2021 President's lectures 

Browse below to see videos and synopses of previous lectures at the College, which have touched on everything from neuroscience to suicide prevention.

2021 lectures

Webinar: Psychopathology the Foundational Discipline of Psychiatry

Date: 18 November 2021

Synopsis

Psychopathology is the precise description, categorisation and definition of abnormal experiences as recounted by the patient and observed in behaviour. It relies on the method of phenomenology by focusing on experienced phenomena to establish their universal character. The aim is to listen attentively, to accurately observe and to understand the psychological event or phenomenon by empathy so that the clinician can, as far as possible, know what the patient's experience must feel like.
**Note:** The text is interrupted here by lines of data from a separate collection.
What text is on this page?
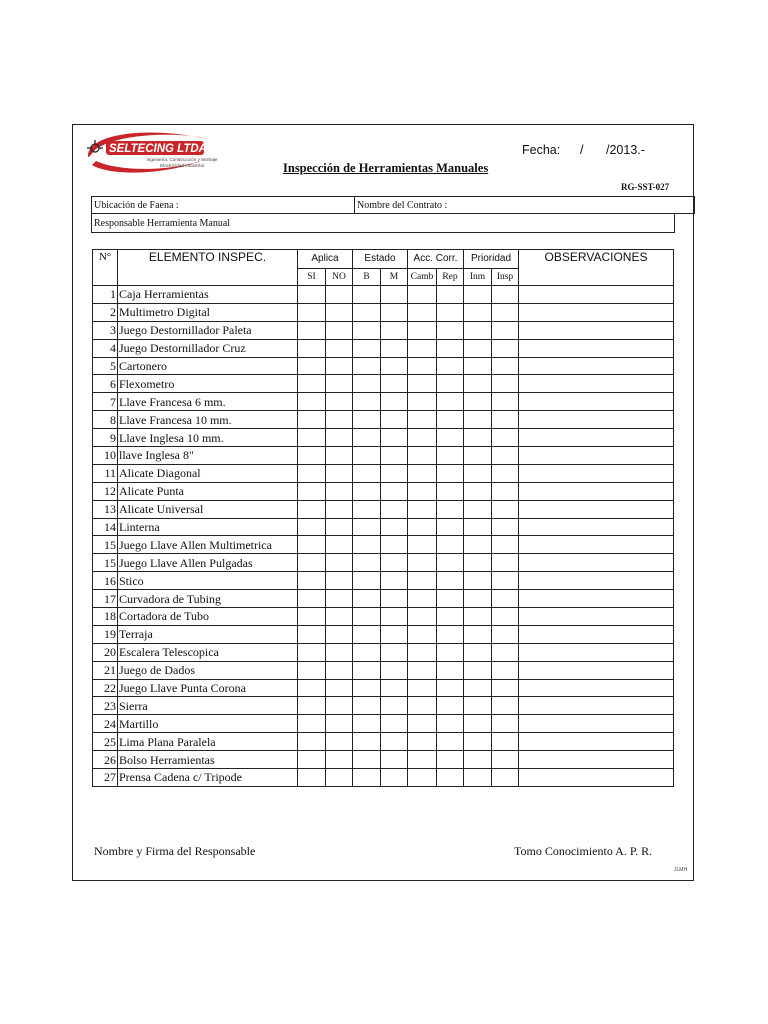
SELTECING LTDA.
Ingeniería, Construcción y Montaje
Electricidad Industrial
Fecha: / /2013.-
Inspección de Herramientas Manuales
RG-SST-027
Ubicación de Faena :	Nombre del Contrato :
Responsable Herramienta Manual
N°	ELEMENTO INSPEC.	Aplica		Estado		Acc. Corr.		Prioridad		OBSERVACIONES
		SI	NO	B	M	Camb	Rep	Inm	Insp	
1	Caja Herramientas									
2	Multimetro Digital									
3	Juego Destornillador Paleta									
4	Juego Destornillador Cruz									
5	Cartonero									
6	Flexometro									
7	Llave Francesa 6 mm.									
8	Llave Francesa 10 mm.									
9	Llave Inglesa 10 mm.									
10	llave Inglesa 8"									
11	Alicate Diagonal									
12	Alicate Punta									
13	Alicate Universal									
14	Linterna									
15	Juego Llave Allen Multimetrica									
15	Juego Llave Allen Pulgadas									
16	Stico									
17	Curvadora de Tubing									
18	Cortadora de Tubo									
19	Terraja									
20	Escalera Telescopica									
21	Juego de Dados									
22	Juego Llave Punta Corona									
23	Sierra									
24	Martillo									
25	Lima Plana Paralela									
26	Bolso Herramientas									
27	Prensa Cadena c/ Tripode									
Nombre y Firma del Responsable	Tomo Conocimiento A. P. R.
JLMH
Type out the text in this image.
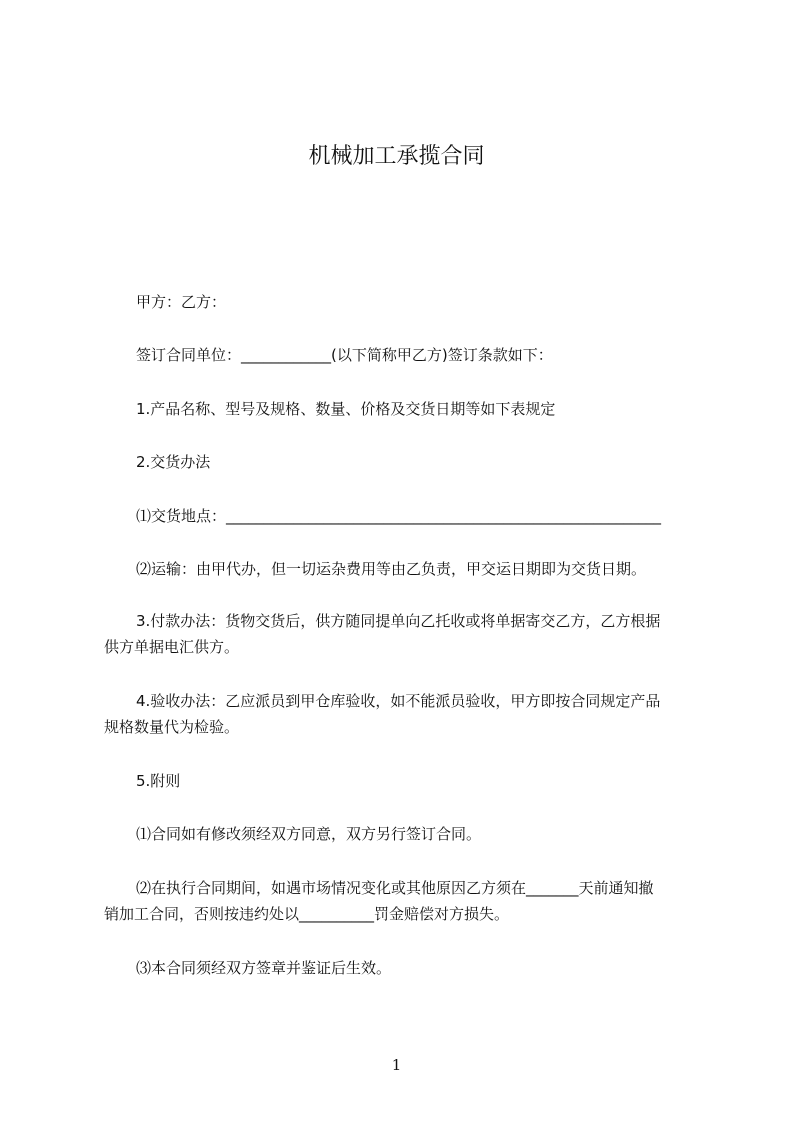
机械加工承揽合同
甲方：乙方：
签订合同单位：____________(以下简称甲乙方)签订条款如下：
1.产品名称、型号及规格、数量、价格及交货日期等如下表规定
2.交货办法
⑴交货地点：__________________________________________________________
⑵运输：由甲代办，但一切运杂费用等由乙负责，甲交运日期即为交货日期。
3.付款办法：货物交货后，供方随同提单向乙托收或将单据寄交乙方，乙方根据
供方单据电汇供方。
4.验收办法：乙应派员到甲仓库验收，如不能派员验收，甲方即按合同规定产品
规格数量代为检验。
5.附则
⑴合同如有修改须经双方同意，双方另行签订合同。
⑵在执行合同期间，如遇市场情况变化或其他原因乙方须在_______天前通知撤
销加工合同，否则按违约处以__________罚金赔偿对方损失。
⑶本合同须经双方签章并鉴证后生效。
1
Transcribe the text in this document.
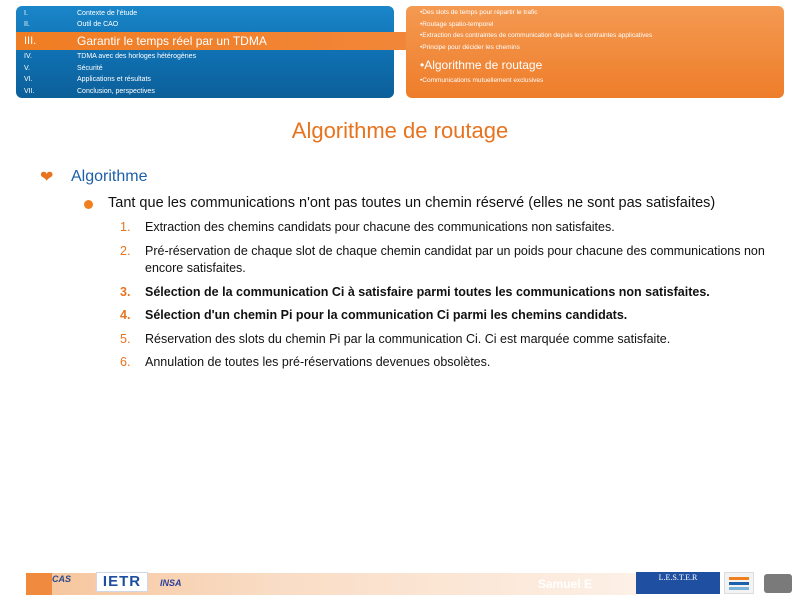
I.	Contexte de l'étude
II.	Outil de CAO
III.	Garantir le temps réel par un TDMA
IV.	TDMA avec des horloges hétérogènes
V.	Sécurité
VI.	Applications et résultats
VII.	Conclusion, perspectives
•Des slots de temps pour répartir le trafic
•Routage spatio-temporel
•Extraction des contraintes de communication depuis les contraintes applicatives
•Principe pour décider les chemins
•Algorithme de routage
•Communications mutuellement exclusives
Algorithme de routage
❤ Algorithme
Tant que les communications n'ont pas toutes un chemin réservé (elles ne sont pas satisfaites)
1. Extraction des chemins candidats pour chacune des communications non satisfaites.
2. Pré-réservation de chaque slot de chaque chemin candidat par un poids pour chacune des communications non encore satisfaites.
3. Sélection de la communication Ci à satisfaire parmi toutes les communications non satisfaites.
4. Sélection d'un chemin Pi pour la communication Ci parmi les chemins candidats.
5. Réservation des slots du chemin Pi par la communication Ci. Ci est marquée comme satisfaite.
6. Annulation de toutes les pré-réservations devenues obsolètes.
CAS	IETR	INSA	Samuel E	L.E.S.T.E.R
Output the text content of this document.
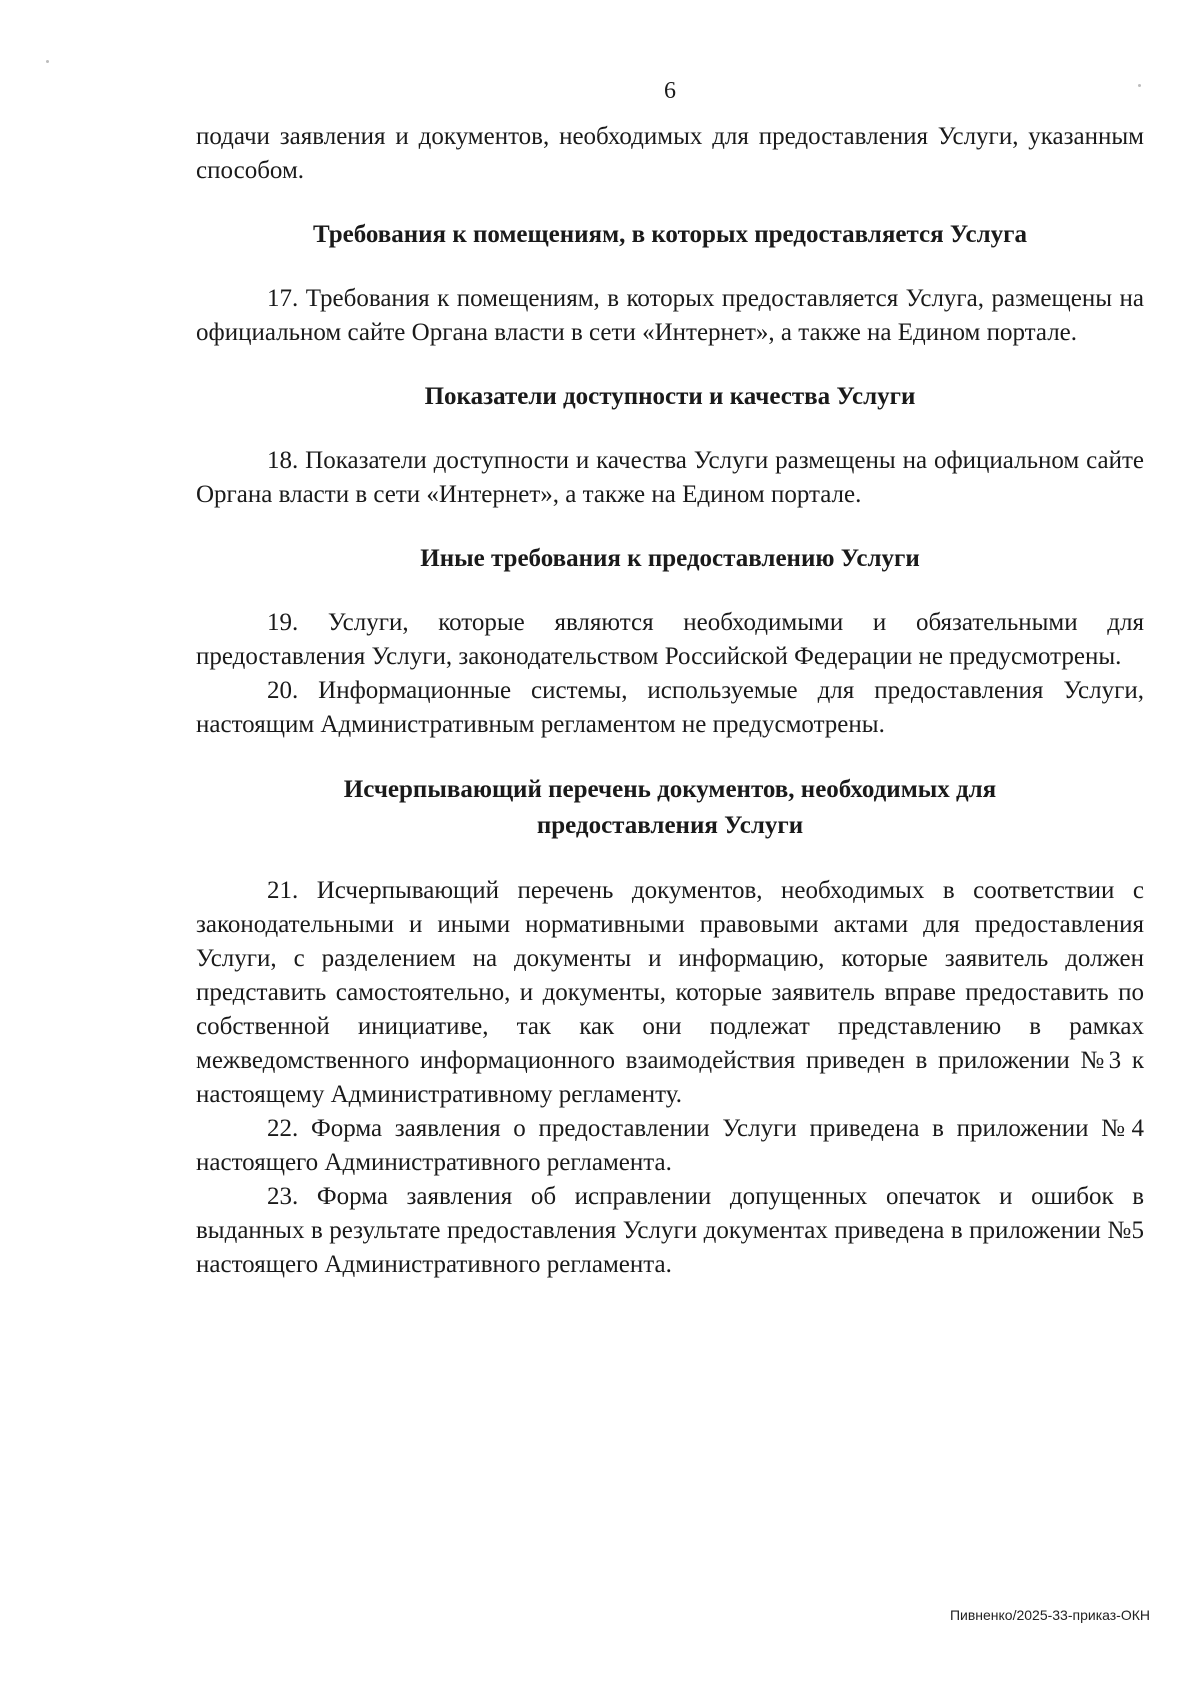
6

подачи заявления и документов, необходимых для предоставления Услуги, указанным способом.

Требования к помещениям, в которых предоставляется Услуга

17. Требования к помещениям, в которых предоставляется Услуга, размещены на официальном сайте Органа власти в сети «Интернет», а также на Едином портале.

Показатели доступности и качества Услуги

18. Показатели доступности и качества Услуги размещены на официальном сайте Органа власти в сети «Интернет», а также на Едином портале.

Иные требования к предоставлению Услуги

19. Услуги, которые являются необходимыми и обязательными для предоставления Услуги, законодательством Российской Федерации не предусмотрены.

20. Информационные системы, используемые для предоставления Услуги, настоящим Административным регламентом не предусмотрены.

Исчерпывающий перечень документов, необходимых для

предоставления Услуги

21. Исчерпывающий перечень документов, необходимых в соответствии с законодательными и иными нормативными правовыми актами для предоставления Услуги, с разделением на документы и информацию, которые заявитель должен представить самостоятельно, и документы, которые заявитель вправе предоставить по собственной инициативе, так как они подлежат представлению в рамках межведомственного информационного взаимодействия приведен в приложении №3 к настоящему Административному регламенту.

22. Форма заявления о предоставлении Услуги приведена в приложении №4 настоящего Административного регламента.

23. Форма заявления об исправлении допущенных опечаток и ошибок в выданных в результате предоставления Услуги документах приведена в приложении №5 настоящего Административного регламента.

Пивненко/2025-33-приказ-ОКН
In this talk Professor Oyebode distinguishes between psychopathology and nosology. He focuses on delusions with a view to illustrating a novel approach to thinking about delusions and suggests that there is a need to privilege psychopathology in psychiatric training. He concludes by summarising the value of psychopathology for psychiatry.

Speaker biography

Professor Femi Oyebode was born in Lagos Nigeria. He studied medicine at the University of Ibadan Nigeria, graduating with distinction in 1977. He arrived in the UK in 1979 and trained as a psychiatrist in Newcastle-Upon-Tyne. He has been Consultant Psychiatrist in Birmingham since 1986 and Honorary Professor of Psychiatry at the University of Birmingham since 1999. He was Head of Department of Psychiatry from 2003-2009.

He is Associate Editor of the British Journal of Psychiatry and on the Editorial Boards of BJPsych Bulletin and BJPsych Advances. He was Chief Examiner of the Royal College of Psychiatrists from 2002 to 2005. He is author of Sims’ Symptoms in the Mind (4-6th editions) which has been translated into Arabic, Estonian, Italian, Korean, Mandarin, Portuguese, and Spanish. His other books include Madness and the Theatre and Psychopathology of Rare and Unusual Syndromes. He also edited Mindreadings: Literature and Psychiatry.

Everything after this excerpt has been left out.